I have been busy with the Xilinx PYNQ project so I was not able to update my personal website. One side product from this project was some performance evaluation on various platforms with various languages and libraries. For example, I have been studying the performance of matrix multiplication. Now I just want to show some basic numbers based on my evaluation.


The basic setup is that we have 2 matrices, each having 128*128 elements. The elements are generated randomly, so a total number of 10 iterations are performed to get the average execution time of a single iteration. The functions or APIs are made identical to make fair comparisons.


The following table shows the performance results. In this table, Python codes can be naive object-based implementation, or based on existing libraries such as numpy, or even bound to C program. On Zybo, some of the C programs are based on SDSoC projects.
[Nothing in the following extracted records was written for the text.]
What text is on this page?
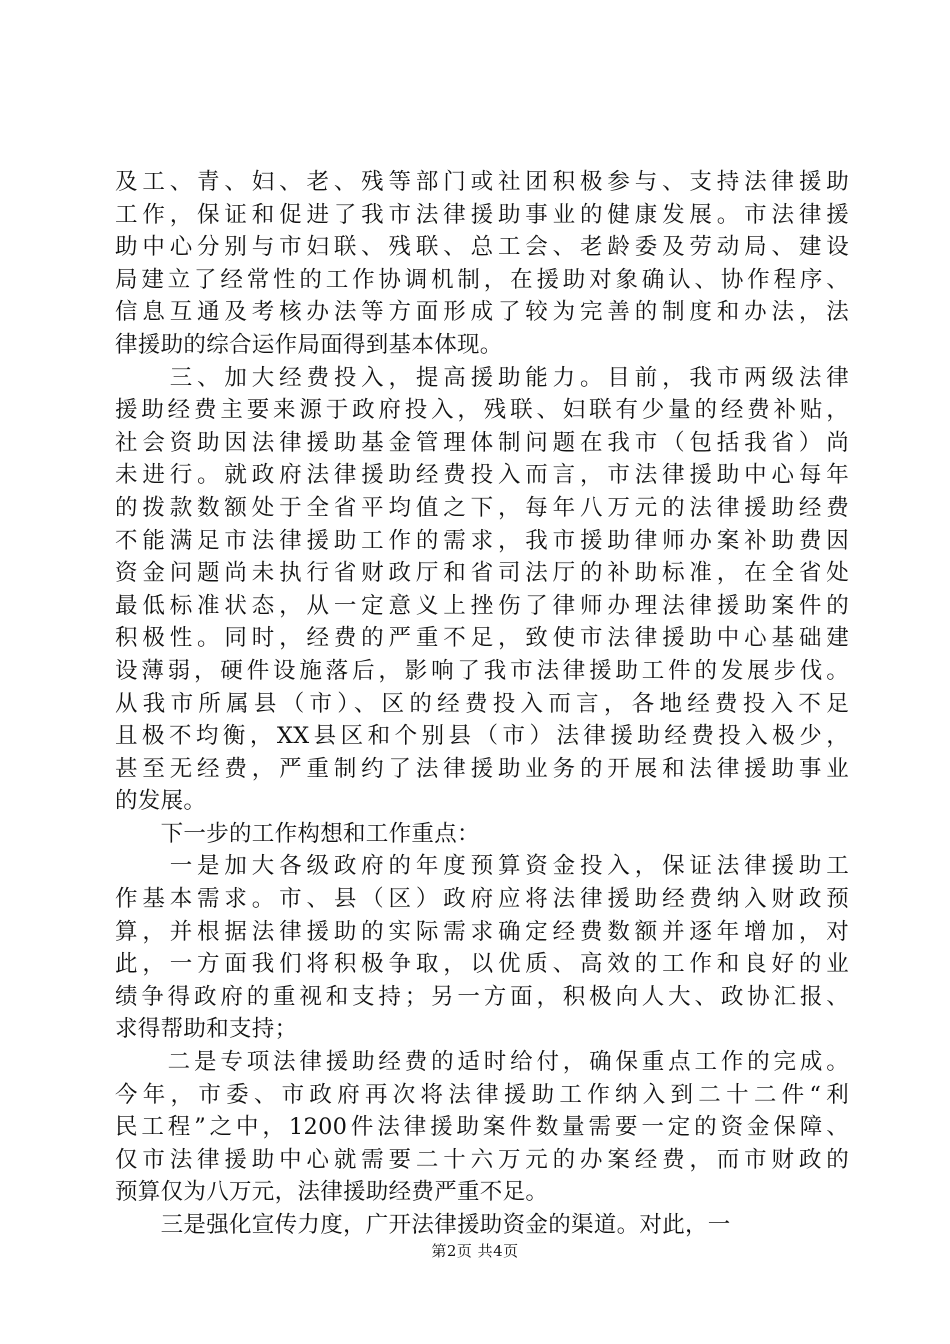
及工、青、妇、老、残等部门或社团积极参与、支持法律援助
工作，保证和促进了我市法律援助事业的健康发展。市法律援
助中心分别与市妇联、残联、总工会、老龄委及劳动局、建设
局建立了经常性的工作协调机制，在援助对象确认、协作程序、
信息互通及考核办法等方面形成了较为完善的制度和办法，法
律援助的综合运作局面得到基本体现。
　　三、加大经费投入，提高援助能力。目前，我市两级法律
援助经费主要来源于政府投入，残联、妇联有少量的经费补贴，
社会资助因法律援助基金管理体制问题在我市（包括我省）尚
未进行。就政府法律援助经费投入而言，市法律援助中心每年
的拨款数额处于全省平均值之下，每年八万元的法律援助经费
不能满足市法律援助工作的需求，我市援助律师办案补助费因
资金问题尚未执行省财政厅和省司法厅的补助标准，在全省处
最低标准状态，从一定意义上挫伤了律师办理法律援助案件的
积极性。同时，经费的严重不足，致使市法律援助中心基础建
设薄弱，硬件设施落后，影响了我市法律援助工件的发展步伐。
从我市所属县（市）、区的经费投入而言，各地经费投入不足
且极不均衡，XX县区和个别县（市）法律援助经费投入极少，
甚至无经费，严重制约了法律援助业务的开展和法律援助事业
的发展。
　　下一步的工作构想和工作重点：
　　一是加大各级政府的年度预算资金投入，保证法律援助工
作基本需求。市、县（区）政府应将法律援助经费纳入财政预
算，并根据法律援助的实际需求确定经费数额并逐年增加，对
此，一方面我们将积极争取，以优质、高效的工作和良好的业
绩争得政府的重视和支持；另一方面，积极向人大、政协汇报、
求得帮助和支持；
　　二是专项法律援助经费的适时给付，确保重点工作的完成。
今年，市委、市政府再次将法律援助工作纳入到二十二件“利
民工程”之中，1200件法律援助案件数量需要一定的资金保障、
仅市法律援助中心就需要二十六万元的办案经费，而市财政的
预算仅为八万元，法律援助经费严重不足。
　　三是强化宣传力度，广开法律援助资金的渠道。对此，一
第2页 共4页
The PL in this table means Programmable Logic is used to accelerate the computation, which is expected to give us high performance.

There are a couple of interesting things to notice in this table:

  1. The naive C or Python code uses 3-loop, which gives the worst performance on all platforms.

  2. On the same platform, it is easy to see the overhead OS introduced (Ubuntu > PetaLinux > Bare metal).

  3. Using hardware accelerators is always beneficial. Using the PL accelerated version of Python code, we narrowed down the performance gap between an embedded system and a shared work station (6.34 ms versus 2.01 ms).

I guess matrix multiplication is a very specific application that is very comfortable with hardware acceleration. But at least that gives us an idea of how performance will look like using various approaches.